Desde o final de março, a transportadora conquistou 22 novos clientes, com os novos negócios a representar cerca de metade da atividade atual.
"Há muitos negócios de curto prazo no mercado", disse o diretor executivo Hamdi Osman à AGBI. "Há muitos clientes agora com acumulações que precisam de resolver."
O conflito com o Irão fechou efetivamente o Estreito de Ormuz, enquanto o espaço aéreo regional foi encerrado em alguns momentos durante as hostilidades, aumentando os custos e obrigando as companhias aéreas a desviar rotas por outras partes do Médio Oriente.
"Uma viagem que antes demorava três horas agora demora cinco, e isso antes de contabilizar o combustível adicional, a navegação, o handling em terra e tudo o resto", disse Osman.
Como resultado, a SolitAir aumentou alguns preços para clientes em cerca de 40 por cento em média, com certas rotas a registar tarifas a duplicar.
A perturbação reforçou também o papel do frete aéreo em momentos de choque geopolítico.
"Não importa qual seja a geopolítica. No fim do dia, as mercadorias, especialmente as mercadorias sensíveis, precisam de ser transportadas por via aérea", disse Osman.
A SolitAir lançou o seu primeiro voo do Dubai World Central para Riade em outubro de 2024 e opera agora serviços de frete expresso regulares.
Em vez de competir diretamente com as grandes transportadoras hub como a Emirates, a Etihad Airways e a Qatar Airways, a empresa foca-se em mercados secundários mal servidos, ligando cidades em todo o Médio Oriente, África, subcontinente indiano e China.
Desde a sua criação, a companhia aérea expandiu-se para 53 cidades em menos de 16 meses, superando o objetivo original de 50 destinos num prazo de três anos.

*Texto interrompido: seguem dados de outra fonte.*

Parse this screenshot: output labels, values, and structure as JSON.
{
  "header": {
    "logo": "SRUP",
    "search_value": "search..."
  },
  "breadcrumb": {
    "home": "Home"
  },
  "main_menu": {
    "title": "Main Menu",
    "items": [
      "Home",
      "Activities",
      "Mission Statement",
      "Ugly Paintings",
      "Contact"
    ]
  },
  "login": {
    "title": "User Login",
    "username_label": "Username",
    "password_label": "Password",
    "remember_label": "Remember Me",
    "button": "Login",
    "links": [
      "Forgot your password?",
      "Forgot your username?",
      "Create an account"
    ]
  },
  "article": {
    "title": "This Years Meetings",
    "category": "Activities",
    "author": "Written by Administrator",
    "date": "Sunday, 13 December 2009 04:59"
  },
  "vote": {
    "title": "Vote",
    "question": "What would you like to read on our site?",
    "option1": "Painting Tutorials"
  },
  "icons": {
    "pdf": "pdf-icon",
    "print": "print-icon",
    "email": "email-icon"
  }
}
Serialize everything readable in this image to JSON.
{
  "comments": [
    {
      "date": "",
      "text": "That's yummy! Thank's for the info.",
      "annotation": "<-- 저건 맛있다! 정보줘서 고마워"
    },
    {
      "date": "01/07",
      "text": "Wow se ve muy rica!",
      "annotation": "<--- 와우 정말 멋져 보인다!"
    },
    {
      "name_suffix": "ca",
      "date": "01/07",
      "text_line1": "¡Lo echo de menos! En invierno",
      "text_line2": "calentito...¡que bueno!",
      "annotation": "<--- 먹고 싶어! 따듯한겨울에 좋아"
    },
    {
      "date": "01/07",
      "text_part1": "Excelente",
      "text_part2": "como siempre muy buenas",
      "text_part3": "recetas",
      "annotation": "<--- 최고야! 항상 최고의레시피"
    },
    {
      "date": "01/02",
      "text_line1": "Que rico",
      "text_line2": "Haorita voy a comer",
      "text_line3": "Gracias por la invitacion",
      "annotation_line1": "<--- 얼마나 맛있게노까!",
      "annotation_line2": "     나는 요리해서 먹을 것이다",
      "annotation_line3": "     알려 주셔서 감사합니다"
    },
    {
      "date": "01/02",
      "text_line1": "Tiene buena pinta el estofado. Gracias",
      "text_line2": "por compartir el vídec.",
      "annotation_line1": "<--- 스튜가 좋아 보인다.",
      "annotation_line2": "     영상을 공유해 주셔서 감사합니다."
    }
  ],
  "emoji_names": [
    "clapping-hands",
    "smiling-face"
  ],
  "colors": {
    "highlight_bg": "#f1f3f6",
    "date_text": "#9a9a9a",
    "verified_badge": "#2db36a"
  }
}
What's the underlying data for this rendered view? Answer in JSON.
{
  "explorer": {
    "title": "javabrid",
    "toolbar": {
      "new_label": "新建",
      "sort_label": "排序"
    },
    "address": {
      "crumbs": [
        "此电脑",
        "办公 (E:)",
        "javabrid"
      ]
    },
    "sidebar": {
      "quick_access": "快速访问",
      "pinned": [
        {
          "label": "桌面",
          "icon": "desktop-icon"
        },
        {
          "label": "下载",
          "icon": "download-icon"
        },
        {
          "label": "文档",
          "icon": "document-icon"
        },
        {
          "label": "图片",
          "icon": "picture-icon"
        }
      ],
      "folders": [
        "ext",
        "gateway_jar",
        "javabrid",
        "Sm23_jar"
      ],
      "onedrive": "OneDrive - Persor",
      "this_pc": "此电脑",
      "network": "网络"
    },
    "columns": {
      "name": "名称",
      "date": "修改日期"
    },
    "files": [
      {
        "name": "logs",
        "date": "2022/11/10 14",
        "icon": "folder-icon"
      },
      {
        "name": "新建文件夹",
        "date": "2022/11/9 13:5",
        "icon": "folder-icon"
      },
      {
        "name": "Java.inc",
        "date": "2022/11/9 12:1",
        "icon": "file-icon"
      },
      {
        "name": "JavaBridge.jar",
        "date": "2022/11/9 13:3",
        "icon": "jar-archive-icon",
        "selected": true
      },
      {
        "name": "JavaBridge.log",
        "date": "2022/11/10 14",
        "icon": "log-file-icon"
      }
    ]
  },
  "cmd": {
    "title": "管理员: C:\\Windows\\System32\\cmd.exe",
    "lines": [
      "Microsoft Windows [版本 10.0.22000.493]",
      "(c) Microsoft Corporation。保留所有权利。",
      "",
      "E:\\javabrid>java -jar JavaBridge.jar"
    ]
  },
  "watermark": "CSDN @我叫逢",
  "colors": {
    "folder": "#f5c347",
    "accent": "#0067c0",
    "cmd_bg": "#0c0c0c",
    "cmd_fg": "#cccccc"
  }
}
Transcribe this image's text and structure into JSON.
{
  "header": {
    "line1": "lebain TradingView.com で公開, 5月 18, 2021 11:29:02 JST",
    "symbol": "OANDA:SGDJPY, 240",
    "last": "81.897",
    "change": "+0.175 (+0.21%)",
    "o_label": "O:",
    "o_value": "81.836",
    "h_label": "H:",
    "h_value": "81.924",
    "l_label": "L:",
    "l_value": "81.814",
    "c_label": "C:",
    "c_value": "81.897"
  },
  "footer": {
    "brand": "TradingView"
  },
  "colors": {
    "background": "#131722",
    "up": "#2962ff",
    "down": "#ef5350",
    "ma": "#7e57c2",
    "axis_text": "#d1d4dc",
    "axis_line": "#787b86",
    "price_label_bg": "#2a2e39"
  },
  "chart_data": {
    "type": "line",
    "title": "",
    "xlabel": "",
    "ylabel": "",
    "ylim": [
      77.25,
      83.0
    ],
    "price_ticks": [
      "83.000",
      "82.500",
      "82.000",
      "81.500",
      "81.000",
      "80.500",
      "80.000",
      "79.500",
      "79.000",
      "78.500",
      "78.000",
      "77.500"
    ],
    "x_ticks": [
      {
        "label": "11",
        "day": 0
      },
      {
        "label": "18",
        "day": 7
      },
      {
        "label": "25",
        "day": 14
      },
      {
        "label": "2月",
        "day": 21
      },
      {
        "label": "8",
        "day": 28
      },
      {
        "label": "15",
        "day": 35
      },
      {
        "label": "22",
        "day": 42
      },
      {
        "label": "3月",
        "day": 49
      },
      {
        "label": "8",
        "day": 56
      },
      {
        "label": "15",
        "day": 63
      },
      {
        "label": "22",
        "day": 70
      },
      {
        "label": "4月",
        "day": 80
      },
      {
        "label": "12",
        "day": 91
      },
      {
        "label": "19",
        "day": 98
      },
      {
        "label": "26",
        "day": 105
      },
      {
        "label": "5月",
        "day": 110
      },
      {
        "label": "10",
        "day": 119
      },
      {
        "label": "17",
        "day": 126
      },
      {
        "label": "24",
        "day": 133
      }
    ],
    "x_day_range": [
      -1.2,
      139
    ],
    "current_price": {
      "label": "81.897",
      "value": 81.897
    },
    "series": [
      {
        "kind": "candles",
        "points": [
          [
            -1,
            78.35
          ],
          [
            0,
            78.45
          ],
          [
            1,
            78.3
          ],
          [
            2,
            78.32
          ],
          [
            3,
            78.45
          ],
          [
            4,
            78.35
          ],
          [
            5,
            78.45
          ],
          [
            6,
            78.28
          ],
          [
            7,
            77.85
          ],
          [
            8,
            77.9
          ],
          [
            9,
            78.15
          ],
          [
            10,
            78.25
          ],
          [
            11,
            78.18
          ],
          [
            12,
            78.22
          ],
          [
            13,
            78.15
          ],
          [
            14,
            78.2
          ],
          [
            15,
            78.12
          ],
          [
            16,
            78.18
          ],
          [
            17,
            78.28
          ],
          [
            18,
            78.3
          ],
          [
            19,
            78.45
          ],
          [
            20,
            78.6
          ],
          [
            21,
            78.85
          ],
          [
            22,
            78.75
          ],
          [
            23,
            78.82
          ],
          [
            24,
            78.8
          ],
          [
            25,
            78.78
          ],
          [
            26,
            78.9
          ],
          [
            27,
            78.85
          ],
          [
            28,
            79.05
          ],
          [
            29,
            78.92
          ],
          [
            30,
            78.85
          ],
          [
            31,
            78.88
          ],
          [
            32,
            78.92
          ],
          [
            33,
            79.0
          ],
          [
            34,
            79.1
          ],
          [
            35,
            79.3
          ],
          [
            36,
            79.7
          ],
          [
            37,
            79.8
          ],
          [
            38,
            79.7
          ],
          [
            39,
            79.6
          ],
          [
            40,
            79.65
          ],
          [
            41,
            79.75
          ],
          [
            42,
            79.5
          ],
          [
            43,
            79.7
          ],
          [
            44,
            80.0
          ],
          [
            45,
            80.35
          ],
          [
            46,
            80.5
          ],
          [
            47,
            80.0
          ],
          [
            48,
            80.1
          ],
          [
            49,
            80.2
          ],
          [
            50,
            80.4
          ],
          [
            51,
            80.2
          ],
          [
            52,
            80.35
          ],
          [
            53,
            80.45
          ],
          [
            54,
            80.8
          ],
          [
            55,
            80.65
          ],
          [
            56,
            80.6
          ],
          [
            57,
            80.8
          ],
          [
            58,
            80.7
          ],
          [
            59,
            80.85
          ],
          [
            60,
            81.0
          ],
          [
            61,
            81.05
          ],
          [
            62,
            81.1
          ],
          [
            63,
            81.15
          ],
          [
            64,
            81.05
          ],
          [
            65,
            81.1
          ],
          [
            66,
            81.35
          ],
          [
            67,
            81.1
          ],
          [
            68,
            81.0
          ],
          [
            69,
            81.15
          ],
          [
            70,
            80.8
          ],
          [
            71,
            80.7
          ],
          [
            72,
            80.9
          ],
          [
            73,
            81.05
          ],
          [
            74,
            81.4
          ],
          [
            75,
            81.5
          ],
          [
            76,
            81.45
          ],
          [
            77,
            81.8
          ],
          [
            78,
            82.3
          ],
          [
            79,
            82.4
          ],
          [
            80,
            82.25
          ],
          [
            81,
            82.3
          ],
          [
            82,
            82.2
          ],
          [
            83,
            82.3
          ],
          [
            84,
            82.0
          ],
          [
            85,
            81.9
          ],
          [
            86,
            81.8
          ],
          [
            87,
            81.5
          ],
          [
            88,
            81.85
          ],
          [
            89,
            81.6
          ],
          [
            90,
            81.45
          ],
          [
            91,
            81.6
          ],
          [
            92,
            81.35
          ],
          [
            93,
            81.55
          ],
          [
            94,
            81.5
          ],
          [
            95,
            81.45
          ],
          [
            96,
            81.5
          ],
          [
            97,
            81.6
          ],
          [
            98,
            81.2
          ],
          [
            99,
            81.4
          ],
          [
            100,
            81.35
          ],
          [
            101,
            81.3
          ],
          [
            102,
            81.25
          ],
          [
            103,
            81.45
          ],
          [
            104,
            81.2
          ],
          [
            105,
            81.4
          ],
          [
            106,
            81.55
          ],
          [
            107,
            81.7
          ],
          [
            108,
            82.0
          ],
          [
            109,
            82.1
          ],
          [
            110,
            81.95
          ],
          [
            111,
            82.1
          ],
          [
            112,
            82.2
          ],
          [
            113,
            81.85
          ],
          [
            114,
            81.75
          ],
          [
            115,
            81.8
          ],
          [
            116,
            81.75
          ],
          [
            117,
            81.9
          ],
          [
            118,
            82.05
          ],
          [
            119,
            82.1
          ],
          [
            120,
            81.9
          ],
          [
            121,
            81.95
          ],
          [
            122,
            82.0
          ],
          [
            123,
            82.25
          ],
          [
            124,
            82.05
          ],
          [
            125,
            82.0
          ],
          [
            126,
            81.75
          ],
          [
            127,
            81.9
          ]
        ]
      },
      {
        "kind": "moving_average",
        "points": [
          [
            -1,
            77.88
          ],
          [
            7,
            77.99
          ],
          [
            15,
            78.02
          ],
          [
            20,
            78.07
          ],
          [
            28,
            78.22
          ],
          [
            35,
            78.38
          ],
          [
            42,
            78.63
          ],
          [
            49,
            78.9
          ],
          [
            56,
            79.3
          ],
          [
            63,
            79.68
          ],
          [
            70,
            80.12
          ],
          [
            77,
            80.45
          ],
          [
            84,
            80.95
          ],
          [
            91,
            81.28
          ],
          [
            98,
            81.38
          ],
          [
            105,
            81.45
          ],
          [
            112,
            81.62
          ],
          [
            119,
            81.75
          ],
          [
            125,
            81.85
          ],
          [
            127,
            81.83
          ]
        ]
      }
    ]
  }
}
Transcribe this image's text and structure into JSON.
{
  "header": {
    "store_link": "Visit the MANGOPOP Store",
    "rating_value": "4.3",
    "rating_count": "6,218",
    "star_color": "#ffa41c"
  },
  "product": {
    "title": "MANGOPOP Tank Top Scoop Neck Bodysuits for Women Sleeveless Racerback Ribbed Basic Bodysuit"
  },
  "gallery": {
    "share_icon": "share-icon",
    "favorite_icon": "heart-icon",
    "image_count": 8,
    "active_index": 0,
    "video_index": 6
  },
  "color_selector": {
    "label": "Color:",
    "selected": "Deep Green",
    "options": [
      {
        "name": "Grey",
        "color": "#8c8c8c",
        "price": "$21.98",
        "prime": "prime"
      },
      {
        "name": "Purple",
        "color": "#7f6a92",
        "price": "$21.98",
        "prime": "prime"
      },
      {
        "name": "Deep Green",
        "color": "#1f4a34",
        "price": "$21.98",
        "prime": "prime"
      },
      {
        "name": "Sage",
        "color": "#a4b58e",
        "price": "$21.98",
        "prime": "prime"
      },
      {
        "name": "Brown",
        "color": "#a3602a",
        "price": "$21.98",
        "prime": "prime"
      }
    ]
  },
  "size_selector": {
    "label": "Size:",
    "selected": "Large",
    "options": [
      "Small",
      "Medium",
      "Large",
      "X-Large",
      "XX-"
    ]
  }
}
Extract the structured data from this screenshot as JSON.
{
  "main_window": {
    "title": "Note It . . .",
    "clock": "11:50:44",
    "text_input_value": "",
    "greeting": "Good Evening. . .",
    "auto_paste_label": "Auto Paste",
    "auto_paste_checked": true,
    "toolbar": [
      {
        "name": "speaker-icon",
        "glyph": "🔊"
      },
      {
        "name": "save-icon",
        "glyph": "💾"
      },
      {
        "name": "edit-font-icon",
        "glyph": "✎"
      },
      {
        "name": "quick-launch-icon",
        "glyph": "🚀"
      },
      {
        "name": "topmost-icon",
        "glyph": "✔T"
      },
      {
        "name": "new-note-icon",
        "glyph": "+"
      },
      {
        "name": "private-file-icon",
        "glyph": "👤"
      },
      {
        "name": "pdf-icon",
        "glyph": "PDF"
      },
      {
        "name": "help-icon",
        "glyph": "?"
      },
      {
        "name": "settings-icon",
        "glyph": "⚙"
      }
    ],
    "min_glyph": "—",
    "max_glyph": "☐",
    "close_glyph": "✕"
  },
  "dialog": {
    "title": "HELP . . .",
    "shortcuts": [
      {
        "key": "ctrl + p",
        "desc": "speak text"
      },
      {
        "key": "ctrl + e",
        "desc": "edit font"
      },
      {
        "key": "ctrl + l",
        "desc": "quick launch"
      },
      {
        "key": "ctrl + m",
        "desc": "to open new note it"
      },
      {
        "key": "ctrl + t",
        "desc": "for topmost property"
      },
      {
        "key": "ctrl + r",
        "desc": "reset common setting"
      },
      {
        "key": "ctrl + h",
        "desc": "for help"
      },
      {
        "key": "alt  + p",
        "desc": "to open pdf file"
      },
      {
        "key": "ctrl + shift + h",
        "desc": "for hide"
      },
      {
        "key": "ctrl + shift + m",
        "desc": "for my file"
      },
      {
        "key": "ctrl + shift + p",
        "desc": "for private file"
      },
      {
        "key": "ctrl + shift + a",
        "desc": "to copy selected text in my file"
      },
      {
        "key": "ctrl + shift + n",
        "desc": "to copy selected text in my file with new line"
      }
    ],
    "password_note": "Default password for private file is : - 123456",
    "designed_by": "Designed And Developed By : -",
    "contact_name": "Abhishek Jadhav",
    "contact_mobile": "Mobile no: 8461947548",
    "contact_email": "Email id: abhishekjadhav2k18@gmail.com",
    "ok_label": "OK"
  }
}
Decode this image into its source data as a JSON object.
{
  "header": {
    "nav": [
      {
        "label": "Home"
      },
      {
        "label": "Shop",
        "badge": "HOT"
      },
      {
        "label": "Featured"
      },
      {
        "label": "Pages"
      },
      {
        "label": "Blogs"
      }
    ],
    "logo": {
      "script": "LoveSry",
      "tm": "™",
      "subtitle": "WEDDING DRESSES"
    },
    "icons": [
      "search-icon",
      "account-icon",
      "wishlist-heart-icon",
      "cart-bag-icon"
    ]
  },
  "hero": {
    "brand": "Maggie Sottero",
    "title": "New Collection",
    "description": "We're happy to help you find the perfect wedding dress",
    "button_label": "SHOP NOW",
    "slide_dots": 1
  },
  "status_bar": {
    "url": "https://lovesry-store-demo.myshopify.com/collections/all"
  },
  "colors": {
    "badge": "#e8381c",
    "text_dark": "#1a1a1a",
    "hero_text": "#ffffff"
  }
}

Com financiamento privado de investidores do Golfo, dos EUA, da Austrália e da Europa, a SolitAir opera uma frota de cinco aeronaves de carga Boeing 737-800 arrendadas e pretende aumentar esse número para 20 até ao final de 2027.
A transportadora emprega 147 colaboradores, incluindo 47 pilotos, e encontra-se a três quartos de uma ronda de Financiamento Série A.
No início deste mês, a SolitAir obteve a autorização belga ACC3 – uma designação obrigatória de segurança da aviação exigida pela União Europeia, que lhe dá acesso ao mercado de carga aérea altamente regulamentado do bloco.
"Quero ser o conector entre o Sul Global e o Norte Global", disse Osman. Os potenciais destinos europeus incluem Milão, Liège, Atenas e Chipre.